Sure, Covid-19 may have messed up your plan and executing it may have been folly. But as we move to the other side of the pandemic, it’s time to update your plan and make sure your leaders are ready to oversee its implementation.
If you have a strategic plan that needs launching or updating, here are some fundamental ways you and your team can make sure it has the impact you want.
Related: 5 Actionable Strategic Planning Tips to Increase Business Efficiency
Approach strategic planning as a process, not an event
All too often, leaders view strategic planning as an event or a moment in time. You hear this perspective when they talk about making a plan or having an off-site planning retreat, but they don’t discuss how the plan will be executed.
An alternative and much more supportive mindset is to view strategic planning as a continuous and never-ending process. Evaluate, plan, execute and repeat, year after year. All the while, make sure you defend the overall process on behalf of your team and organization.
Approaching strategic planning as a process also sets a great precedent for all the other reproducible processes that should be at the heart of your organization: fund development, performance management, board onboarding, volunteer training, etc.
Get a co-champion
The organizations that have the most success with strategic planning typically have two people overseeing the execution of the plan. I call these people planning “fellow champions.”
Having a co-champion gives you responsibility, a thoughtful partner and, frankly, makes strategic planning all the more fun.

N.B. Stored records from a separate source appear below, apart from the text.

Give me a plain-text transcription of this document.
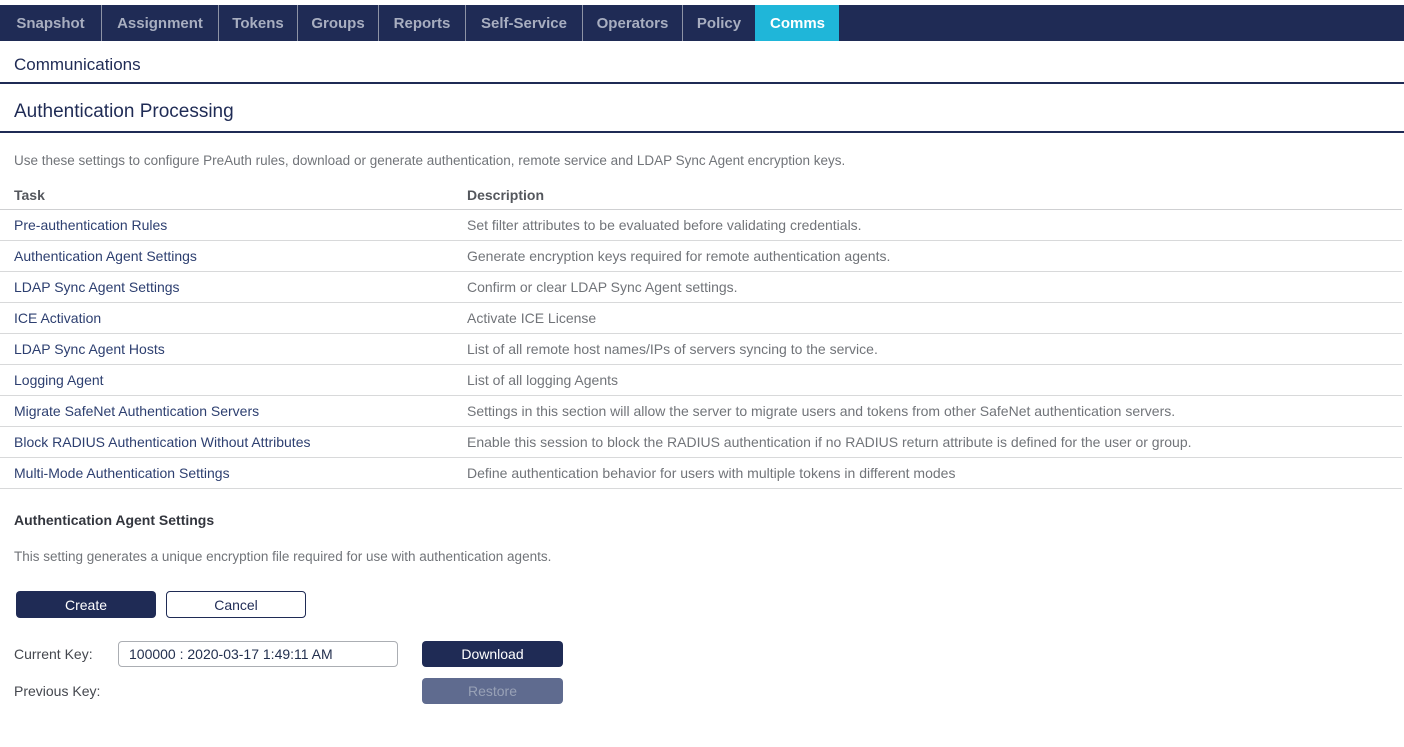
Snapshot	Assignment	Tokens	Groups	Reports	Self-Service	Operators	Policy	Comms
Communications
Authentication Processing
Use these settings to configure PreAuth rules, download or generate authentication, remote service and LDAP Sync Agent encryption keys.
Task	Description
Pre-authentication Rules	Set filter attributes to be evaluated before validating credentials.
Authentication Agent Settings	Generate encryption keys required for remote authentication agents.
LDAP Sync Agent Settings	Confirm or clear LDAP Sync Agent settings.
ICE Activation	Activate ICE License
LDAP Sync Agent Hosts	List of all remote host names/IPs of servers syncing to the service.
Logging Agent	List of all logging Agents
Migrate SafeNet Authentication Servers	Settings in this section will allow the server to migrate users and tokens from other SafeNet authentication servers.
Block RADIUS Authentication Without Attributes	Enable this session to block the RADIUS authentication if no RADIUS return attribute is defined for the user or group.
Multi-Mode Authentication Settings	Define authentication behavior for users with multiple tokens in different modes
Authentication Agent Settings
This setting generates a unique encryption file required for use with authentication agents.
Create	Cancel
Current Key:
100000 : 2020-03-17 1:49:11 AM	Download
Previous Key:	Restore
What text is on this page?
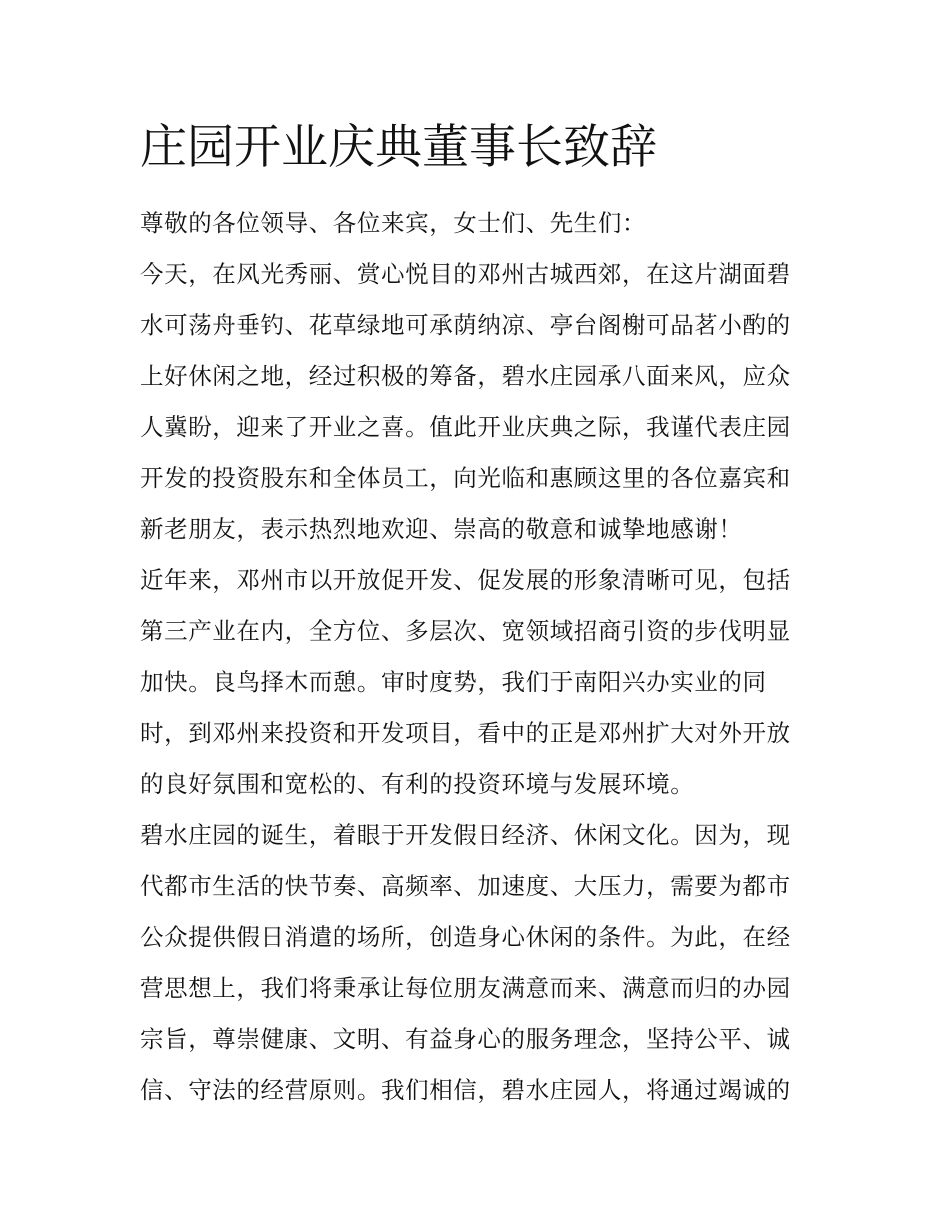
庄园开业庆典董事长致辞
尊敬的各位领导、各位来宾，女士们、先生们：
今天，在风光秀丽、赏心悦目的邓州古城西郊，在这片湖面碧
水可荡舟垂钓、花草绿地可承荫纳凉、亭台阁榭可品茗小酌的
上好休闲之地，经过积极的筹备，碧水庄园承八面来风，应众
人冀盼，迎来了开业之喜。值此开业庆典之际，我谨代表庄园
开发的投资股东和全体员工，向光临和惠顾这里的各位嘉宾和
新老朋友，表示热烈地欢迎、崇高的敬意和诚挚地感谢！
近年来，邓州市以开放促开发、促发展的形象清晰可见，包括
第三产业在内，全方位、多层次、宽领域招商引资的步伐明显
加快。良鸟择木而憩。审时度势，我们于南阳兴办实业的同
时，到邓州来投资和开发项目，看中的正是邓州扩大对外开放
的良好氛围和宽松的、有利的投资环境与发展环境。
碧水庄园的诞生，着眼于开发假日经济、休闲文化。因为，现
代都市生活的快节奏、高频率、加速度、大压力，需要为都市
公众提供假日消遣的场所，创造身心休闲的条件。为此，在经
营思想上，我们将秉承让每位朋友满意而来、满意而归的办园
宗旨，尊崇健康、文明、有益身心的服务理念，坚持公平、诚
信、守法的经营原则。我们相信，碧水庄园人，将通过竭诚的
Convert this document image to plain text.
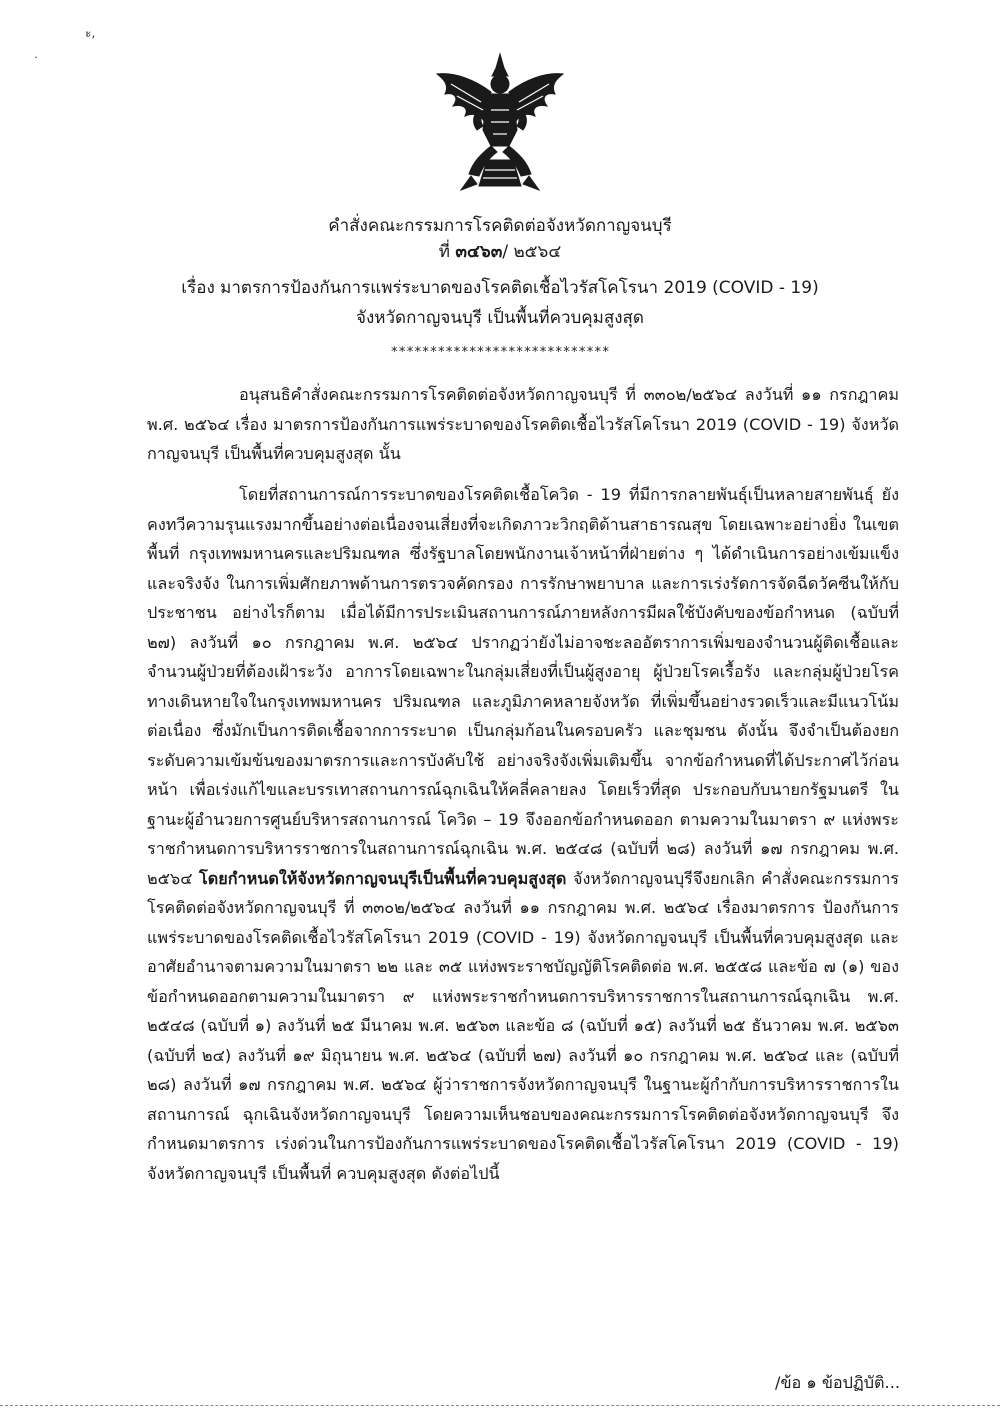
ะ,
˙
คำสั่งคณะกรรมการโรคติดต่อจังหวัดกาญจนบุรี
ที่ ๓๔๖๓/ ๒๕๖๔
เรื่อง มาตรการป้องกันการแพร่ระบาดของโรคติดเชื้อไวรัสโคโรนา 2019 (COVID - 19)
จังหวัดกาญจนบุรี เป็นพื้นที่ควบคุมสูงสุด
****************************
อนุสนธิคำสั่งคณะกรรมการโรคติดต่อจังหวัดกาญจนบุรี ที่ ๓๓๐๒/๒๕๖๔ ลงวันที่ ๑๑ กรกฎาคม พ.ศ. ๒๕๖๔ เรื่อง มาตรการป้องกันการแพร่ระบาดของโรคติดเชื้อไวรัสโคโรนา 2019 (COVID - 19) จังหวัดกาญจนบุรี เป็นพื้นที่ควบคุมสูงสุด นั้น
โดยที่สถานการณ์การระบาดของโรคติดเชื้อโควิด - 19 ที่มีการกลายพันธุ์เป็นหลายสายพันธุ์ ยังคงทวีความรุนแรงมากขึ้นอย่างต่อเนื่องจนเสี่ยงที่จะเกิดภาวะวิกฤติด้านสาธารณสุข โดยเฉพาะอย่างยิ่ง ในเขตพื้นที่ กรุงเทพมหานครและปริมณฑล ซึ่งรัฐบาลโดยพนักงานเจ้าหน้าที่ฝ่ายต่าง ๆ ได้ดำเนินการอย่างเข้มแข็งและจริงจัง ในการเพิ่มศักยภาพด้านการตรวจคัดกรอง การรักษาพยาบาล และการเร่งรัดการจัดฉีดวัคซีนให้กับประชาชน อย่างไรก็ตาม เมื่อได้มีการประเมินสถานการณ์ภายหลังการมีผลใช้บังคับของข้อกำหนด (ฉบับที่ ๒๗) ลงวันที่ ๑๐ กรกฎาคม พ.ศ. ๒๕๖๔ ปรากฏว่ายังไม่อาจชะลออัตราการเพิ่มของจำนวนผู้ติดเชื้อและจำนวนผู้ป่วยที่ต้องเฝ้าระวัง อาการโดยเฉพาะในกลุ่มเสี่ยงที่เป็นผู้สูงอายุ ผู้ป่วยโรคเรื้อรัง และกลุ่มผู้ป่วยโรคทางเดินหายใจในกรุงเทพมหานคร ปริมณฑล และภูมิภาคหลายจังหวัด ที่เพิ่มขึ้นอย่างรวดเร็วและมีแนวโน้มต่อเนื่อง ซึ่งมักเป็นการติดเชื้อจากการระบาด เป็นกลุ่มก้อนในครอบครัว และชุมชน ดังนั้น จึงจำเป็นต้องยกระดับความเข้มข้นของมาตรการและการบังคับใช้ อย่างจริงจังเพิ่มเติมขึ้น จากข้อกำหนดที่ได้ประกาศไว้ก่อนหน้า เพื่อเร่งแก้ไขและบรรเทาสถานการณ์ฉุกเฉินให้คลี่คลายลง โดยเร็วที่สุด ประกอบกับนายกรัฐมนตรี ในฐานะผู้อำนวยการศูนย์บริหารสถานการณ์ โควิด – 19 จึงออกข้อกำหนดออก ตามความในมาตรา ๙ แห่งพระราชกำหนดการบริหารราชการในสถานการณ์ฉุกเฉิน พ.ศ. ๒๕๔๘ (ฉบับที่ ๒๘) ลงวันที่ ๑๗ กรกฎาคม พ.ศ. ๒๕๖๔ โดยกำหนดให้จังหวัดกาญจนบุรีเป็นพื้นที่ควบคุมสูงสุด จังหวัดกาญจนบุรีจึงยกเลิก คำสั่งคณะกรรมการโรคติดต่อจังหวัดกาญจนบุรี ที่ ๓๓๐๒/๒๕๖๔ ลงวันที่ ๑๑ กรกฎาคม พ.ศ. ๒๕๖๔ เรื่องมาตรการ ป้องกันการแพร่ระบาดของโรคติดเชื้อไวรัสโคโรนา 2019 (COVID - 19) จังหวัดกาญจนบุรี เป็นพื้นที่ควบคุมสูงสุด และอาศัยอำนาจตามความในมาตรา ๒๒ และ ๓๕ แห่งพระราชบัญญัติโรคติดต่อ พ.ศ. ๒๕๕๘ และข้อ ๗ (๑) ของข้อกำหนดออกตามความในมาตรา ๙ แห่งพระราชกำหนดการบริหารราชการในสถานการณ์ฉุกเฉิน พ.ศ. ๒๕๔๘ (ฉบับที่ ๑) ลงวันที่ ๒๕ มีนาคม พ.ศ. ๒๕๖๓ และข้อ ๘ (ฉบับที่ ๑๕) ลงวันที่ ๒๕ ธันวาคม พ.ศ. ๒๕๖๓ (ฉบับที่ ๒๔) ลงวันที่ ๑๙ มิถุนายน พ.ศ. ๒๕๖๔ (ฉบับที่ ๒๗) ลงวันที่ ๑๐ กรกฎาคม พ.ศ. ๒๕๖๔ และ (ฉบับที่ ๒๘) ลงวันที่ ๑๗ กรกฎาคม พ.ศ. ๒๕๖๔ ผู้ว่าราชการจังหวัดกาญจนบุรี ในฐานะผู้กำกับการบริหารราชการในสถานการณ์ ฉุกเฉินจังหวัดกาญจนบุรี โดยความเห็นชอบของคณะกรรมการโรคติดต่อจังหวัดกาญจนบุรี จึงกำหนดมาตรการ เร่งด่วนในการป้องกันการแพร่ระบาดของโรคติดเชื้อไวรัสโคโรนา 2019 (COVID - 19) จังหวัดกาญจนบุรี เป็นพื้นที่ ควบคุมสูงสุด ดังต่อไปนี้
/ข้อ ๑ ข้อปฏิบัติ...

In addition, the organization builds a deeper talent pool by having two people, not one, in charge of strategic planning.
If you don’t have a strategic planning co-championship structure, I highly recommend that you do so.
Related: How to Fall in Love with Strategic Planning
Create and communicate a planning calendar
If you’re like me, if something isn’t on your agenda, it’s just not going to happen. So schedule your strategic planning meetings — for a whole year.
The meetings that I think work best are:
- An annual meeting or retreat for the board and staff to review and update the long-term vision of your plan and key strategic themes
- Quarterly check-in meetings of your team’s key leaders to ensure the plan is on track and celebrate success
- Have key team members meet monthly to review and discuss progress on goals
All these meetings can be scheduled in advance. Once your team members see these meetings and dates on the calendar, they will develop confidence in the process and jump on board with you.
Related: How to Launch Any Strategic Initiative Successfully
Measure, measure, measure
You’ve probably heard the expression, “What’s measured, gets done,” or “You control what you measure.” There is much truth in those statements.
I have found that developing a monthly measurement cadence is appropriate for most organizations. Measure your active goals and metrics monthly and make sure your team knows where it stands.
If you need ideas on how best to measure your plan’s goals and metrics, consider this two-pronged approach. First, use a “traffic light” rubric to apply a color status to each of your targets:
- Green: Goal is on track and likely to be completed by due date
- Yellow: There are delays with this goal and it may not be completed by the due date
- Red: You must be kidding! It is impossible to achieve this goal on the expiration date
I also apply two more colors to round out the rubric:
- Blue: The goal has been achieved
- Grey: the work on the goal has not yet begun
Second, you can make your measurement even more accurate by applying a percent complete score. For example, you may have a goal that is “red” but it is 90% complete. The percentage complete score gives a more complete picture.
In short, effective strategic planning – like so many things – requires strong leadership and management. As a leader, it’s up to you to make sure you and your team have the right mindset and practices to ensure you get the best return on your planning investment.